Перфильев поручение исполнил и 9 июля доложил петербургскому начальству, что француз Марен-Дарбель, о котором прежде докладывал начальник 2-го жандармского округа, «находится до сих пор в доме князя Сергея Ивановича Гагарина при воспитании его детей»:

Собранные ныне о нем сведения не обнаруживают никакой перемены в образе его жизни. Знакомых имеет он очень мало, а особливо из числа иностранцев; весьма старателен и заботлив о воспитании детей князя, никогда не видят его ни в каких-либо ресторациях или публичных местах; трезв и вообще всеми в доме любим и уважаем, а преимущественно князем. Из Москвы ныне он выехал на все лето со всем семейством Князя за 13 верст в подмосковное село его Ясино [правильно Ясенево], откуда приезжает в Москву каждонедельно по субботам вечером и возвращается обратно в воскресенье вечером же. Ночи проводит здесь у знакомой ему танцовщицы Гюлленсор.

Танцовщицы же или актрисы под именем Hortense Felicité ни в которой московской труппе, как русской, так французской и немецкой не находится. А знакомая Дарбелю, с которой он в короткой связи и о чем частию известны оставшиеся здесь в доме люди князя Гагарина, есть известная в Москве танцовщица русского театра Гюлленсор. Ее служащие называют Фелицата Ивановна, что и заставляет увериться, что она есть та самая Hortense Felicité. – Жительство же имеет Тверской части на Кисловке в доме Богданова.

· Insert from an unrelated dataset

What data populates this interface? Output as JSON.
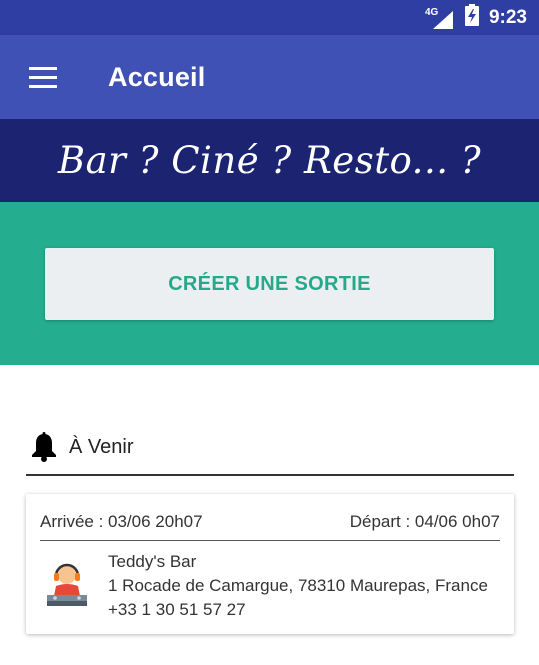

Дворник князя Гагарина, по имени Ульян, один имеет поручение доставлять присылаемые довольно часто письма от Дарбеля к Гюлленсор, которая по субботам иногда выезжает за город навстречу к Дарбелю. Некоторые уверяют, что она имеет также связь с известным здесь сочинителем Загоскиным. Но вообще по талантам своим Гюлленсор пользуется в Москве уважением и во многих знатных домах дает уроки.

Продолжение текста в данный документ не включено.